I had something similar going on in my recent attempts to parallelize Agents.jl models [solved] Agents.jl spending Âľ of its time doing something before it even starts to compute?

yes the initial question was about profiling, but in the end I was seeing failure to spread the load across available threads.

one thing I discovered was that @spawn tasks do not migrate across threads yet, so if you get unlucky and have two tasks on one thread, they serialize.

actually more related post: Threading usage patterns: Worker pools for Agents.jl and SQLite.jl

Thank you. That is clearly part of the solution.

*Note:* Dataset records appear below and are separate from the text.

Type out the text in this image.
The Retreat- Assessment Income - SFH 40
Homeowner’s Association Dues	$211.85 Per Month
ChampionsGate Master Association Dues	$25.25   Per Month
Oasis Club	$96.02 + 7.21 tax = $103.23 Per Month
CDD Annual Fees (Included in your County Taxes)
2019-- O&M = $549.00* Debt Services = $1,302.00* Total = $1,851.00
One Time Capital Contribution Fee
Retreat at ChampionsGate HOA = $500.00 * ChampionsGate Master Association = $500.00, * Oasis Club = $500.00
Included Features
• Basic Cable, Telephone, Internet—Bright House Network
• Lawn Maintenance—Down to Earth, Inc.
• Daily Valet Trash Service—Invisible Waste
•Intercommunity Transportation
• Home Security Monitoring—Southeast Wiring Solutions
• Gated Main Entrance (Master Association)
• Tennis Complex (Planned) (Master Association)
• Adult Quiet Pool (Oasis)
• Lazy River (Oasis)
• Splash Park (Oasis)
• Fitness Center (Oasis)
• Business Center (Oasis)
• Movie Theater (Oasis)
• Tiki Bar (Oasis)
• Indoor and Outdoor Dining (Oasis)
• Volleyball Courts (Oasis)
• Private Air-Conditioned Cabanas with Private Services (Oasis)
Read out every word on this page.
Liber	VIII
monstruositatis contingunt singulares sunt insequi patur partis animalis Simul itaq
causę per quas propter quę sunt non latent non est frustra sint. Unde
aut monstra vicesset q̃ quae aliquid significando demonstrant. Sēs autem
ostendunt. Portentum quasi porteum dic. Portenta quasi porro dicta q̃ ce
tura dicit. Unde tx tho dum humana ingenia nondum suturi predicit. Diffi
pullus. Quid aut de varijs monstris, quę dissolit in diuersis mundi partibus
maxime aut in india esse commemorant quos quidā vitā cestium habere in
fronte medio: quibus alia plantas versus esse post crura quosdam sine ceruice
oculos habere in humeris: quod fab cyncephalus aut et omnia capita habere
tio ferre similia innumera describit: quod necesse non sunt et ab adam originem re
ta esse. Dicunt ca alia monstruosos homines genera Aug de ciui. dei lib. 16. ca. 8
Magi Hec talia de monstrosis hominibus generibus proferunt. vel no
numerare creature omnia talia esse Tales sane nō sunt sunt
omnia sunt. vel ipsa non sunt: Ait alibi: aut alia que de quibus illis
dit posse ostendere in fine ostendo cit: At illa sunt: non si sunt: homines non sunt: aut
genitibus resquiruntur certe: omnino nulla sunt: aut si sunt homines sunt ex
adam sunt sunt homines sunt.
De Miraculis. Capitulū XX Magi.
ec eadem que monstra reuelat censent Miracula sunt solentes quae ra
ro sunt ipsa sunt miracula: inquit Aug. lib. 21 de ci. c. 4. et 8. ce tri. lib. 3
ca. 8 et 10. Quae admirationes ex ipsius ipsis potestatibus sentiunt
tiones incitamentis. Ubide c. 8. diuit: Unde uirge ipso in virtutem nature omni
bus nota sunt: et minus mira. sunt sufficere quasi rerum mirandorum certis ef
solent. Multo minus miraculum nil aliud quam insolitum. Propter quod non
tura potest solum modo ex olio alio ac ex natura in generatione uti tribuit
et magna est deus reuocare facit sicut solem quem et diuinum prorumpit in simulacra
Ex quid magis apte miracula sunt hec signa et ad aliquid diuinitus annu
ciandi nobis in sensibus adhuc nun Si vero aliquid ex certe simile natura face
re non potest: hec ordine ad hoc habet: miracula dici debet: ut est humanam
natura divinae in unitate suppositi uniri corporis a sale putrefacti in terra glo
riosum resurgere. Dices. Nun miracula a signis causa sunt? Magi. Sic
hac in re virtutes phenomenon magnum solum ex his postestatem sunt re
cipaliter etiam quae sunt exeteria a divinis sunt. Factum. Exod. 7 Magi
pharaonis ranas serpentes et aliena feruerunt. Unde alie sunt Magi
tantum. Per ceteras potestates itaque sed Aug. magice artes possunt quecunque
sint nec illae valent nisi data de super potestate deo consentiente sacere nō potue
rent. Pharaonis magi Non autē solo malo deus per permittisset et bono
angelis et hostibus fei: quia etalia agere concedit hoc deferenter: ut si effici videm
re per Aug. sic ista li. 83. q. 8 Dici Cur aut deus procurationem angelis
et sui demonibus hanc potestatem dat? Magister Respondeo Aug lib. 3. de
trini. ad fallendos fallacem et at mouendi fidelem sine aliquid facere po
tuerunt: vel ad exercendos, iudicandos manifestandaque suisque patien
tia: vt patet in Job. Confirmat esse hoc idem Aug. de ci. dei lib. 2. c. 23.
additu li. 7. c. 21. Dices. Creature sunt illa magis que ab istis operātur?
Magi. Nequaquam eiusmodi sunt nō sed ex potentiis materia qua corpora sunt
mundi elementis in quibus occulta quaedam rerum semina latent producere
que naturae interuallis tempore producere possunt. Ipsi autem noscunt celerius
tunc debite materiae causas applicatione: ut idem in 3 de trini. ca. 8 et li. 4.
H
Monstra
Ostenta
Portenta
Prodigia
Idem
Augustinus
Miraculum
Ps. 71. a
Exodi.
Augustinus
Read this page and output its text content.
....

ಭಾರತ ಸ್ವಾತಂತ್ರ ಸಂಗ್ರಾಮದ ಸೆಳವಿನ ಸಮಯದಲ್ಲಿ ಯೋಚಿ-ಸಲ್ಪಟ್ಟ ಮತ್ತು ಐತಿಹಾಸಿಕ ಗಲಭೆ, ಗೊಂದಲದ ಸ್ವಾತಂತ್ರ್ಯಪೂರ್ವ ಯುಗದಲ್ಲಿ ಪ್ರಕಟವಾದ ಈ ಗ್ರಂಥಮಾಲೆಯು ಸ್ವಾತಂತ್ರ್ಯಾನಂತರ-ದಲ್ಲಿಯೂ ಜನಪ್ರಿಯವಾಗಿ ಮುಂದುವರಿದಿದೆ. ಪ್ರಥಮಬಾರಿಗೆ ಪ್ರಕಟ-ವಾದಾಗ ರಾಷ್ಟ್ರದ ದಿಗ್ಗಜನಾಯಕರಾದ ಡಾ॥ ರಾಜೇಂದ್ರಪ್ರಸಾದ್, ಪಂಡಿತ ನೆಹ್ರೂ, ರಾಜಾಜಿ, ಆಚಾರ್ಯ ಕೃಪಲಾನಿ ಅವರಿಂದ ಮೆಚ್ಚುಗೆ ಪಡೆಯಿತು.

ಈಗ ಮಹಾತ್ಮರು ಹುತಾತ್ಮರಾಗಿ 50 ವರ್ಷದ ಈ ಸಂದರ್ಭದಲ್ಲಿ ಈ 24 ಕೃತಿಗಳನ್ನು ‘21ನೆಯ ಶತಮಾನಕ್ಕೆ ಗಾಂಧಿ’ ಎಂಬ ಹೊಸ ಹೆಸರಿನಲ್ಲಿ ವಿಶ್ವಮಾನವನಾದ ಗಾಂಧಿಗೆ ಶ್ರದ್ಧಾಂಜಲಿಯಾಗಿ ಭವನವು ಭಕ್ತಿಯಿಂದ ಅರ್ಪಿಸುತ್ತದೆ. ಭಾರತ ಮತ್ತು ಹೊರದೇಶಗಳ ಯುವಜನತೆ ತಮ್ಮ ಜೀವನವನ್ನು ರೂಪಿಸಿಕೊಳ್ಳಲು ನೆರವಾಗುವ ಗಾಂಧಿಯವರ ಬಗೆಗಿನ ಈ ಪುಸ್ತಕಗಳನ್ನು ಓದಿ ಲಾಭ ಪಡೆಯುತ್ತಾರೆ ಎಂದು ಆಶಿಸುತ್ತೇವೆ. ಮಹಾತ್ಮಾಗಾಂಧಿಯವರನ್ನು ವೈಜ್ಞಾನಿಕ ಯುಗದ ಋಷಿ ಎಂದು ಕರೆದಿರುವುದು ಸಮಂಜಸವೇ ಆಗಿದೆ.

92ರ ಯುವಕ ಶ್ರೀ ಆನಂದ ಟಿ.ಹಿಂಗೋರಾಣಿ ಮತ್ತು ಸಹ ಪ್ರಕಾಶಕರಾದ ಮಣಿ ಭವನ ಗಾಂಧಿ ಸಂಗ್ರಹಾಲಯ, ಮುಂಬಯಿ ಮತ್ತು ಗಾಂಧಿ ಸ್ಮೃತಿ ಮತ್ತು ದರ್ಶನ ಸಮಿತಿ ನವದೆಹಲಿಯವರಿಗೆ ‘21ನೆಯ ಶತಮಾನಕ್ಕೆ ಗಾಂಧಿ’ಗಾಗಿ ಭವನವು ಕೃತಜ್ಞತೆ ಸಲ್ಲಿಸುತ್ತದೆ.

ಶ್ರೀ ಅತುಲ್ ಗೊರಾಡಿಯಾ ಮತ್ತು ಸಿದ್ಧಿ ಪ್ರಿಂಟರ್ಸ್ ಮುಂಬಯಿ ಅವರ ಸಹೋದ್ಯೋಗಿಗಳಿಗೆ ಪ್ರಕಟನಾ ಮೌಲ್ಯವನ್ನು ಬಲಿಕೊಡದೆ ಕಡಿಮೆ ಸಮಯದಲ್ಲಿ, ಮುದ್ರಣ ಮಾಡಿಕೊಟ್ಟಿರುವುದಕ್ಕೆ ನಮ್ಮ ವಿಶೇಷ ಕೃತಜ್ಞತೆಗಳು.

One thing that I noticed, but not understood, is that the I cannot define the generator in a function outside the function that will be using it, at the expense of the code becoming terribly slow. I mean:



module test
  using Dates
  import Random
  random() = rand(Random.MersenneTwister()) # <--- This is what I mean

  function f()
    s = 0.
    for i in 1:(5*10^9)
      s += random()  # <-- Using the new random 
    end
    return s
  end
    
  function t()
    dates = Vector{DateTime}(undef,Threads.nthreads())
    task = Vector{Task}(undef,Threads.nthreads())
    for i in 1:Threads.nthreads()
      task[i] = Threads.@spawn f()
      dates[i] = Dates.now()
    end
    println(dates)
    for i in 1:Threads.nthreads()
      println(fetch(task[i]))
    end
  end

end

test.t()

If, instead, I do what you actually proposed, which is defining the generator inside f(), the code works quickly:

  function f()
    rng = Random.MersenneTwister()
    s = 0.
    for i in 1:(5*10^9)
      s += rand(rng)
    end
    return s
  end

Any idea why is that?

Each thread should have its own RNG. See Random number generation

In your case you create a new instance of MersenneTwister() each time you call random(), isn’t it. You need it only once per thread.

2 Likes

Actually reading the docs, from what I understand of that, it seems that what I had in the first place should not be problematic. I do not have to have the same random seed for every thread, and it seems that the default behavior should be to to create an independent RNG for each thread already. Thus, from what I understand from the docs, the initial use of rand() should be fine.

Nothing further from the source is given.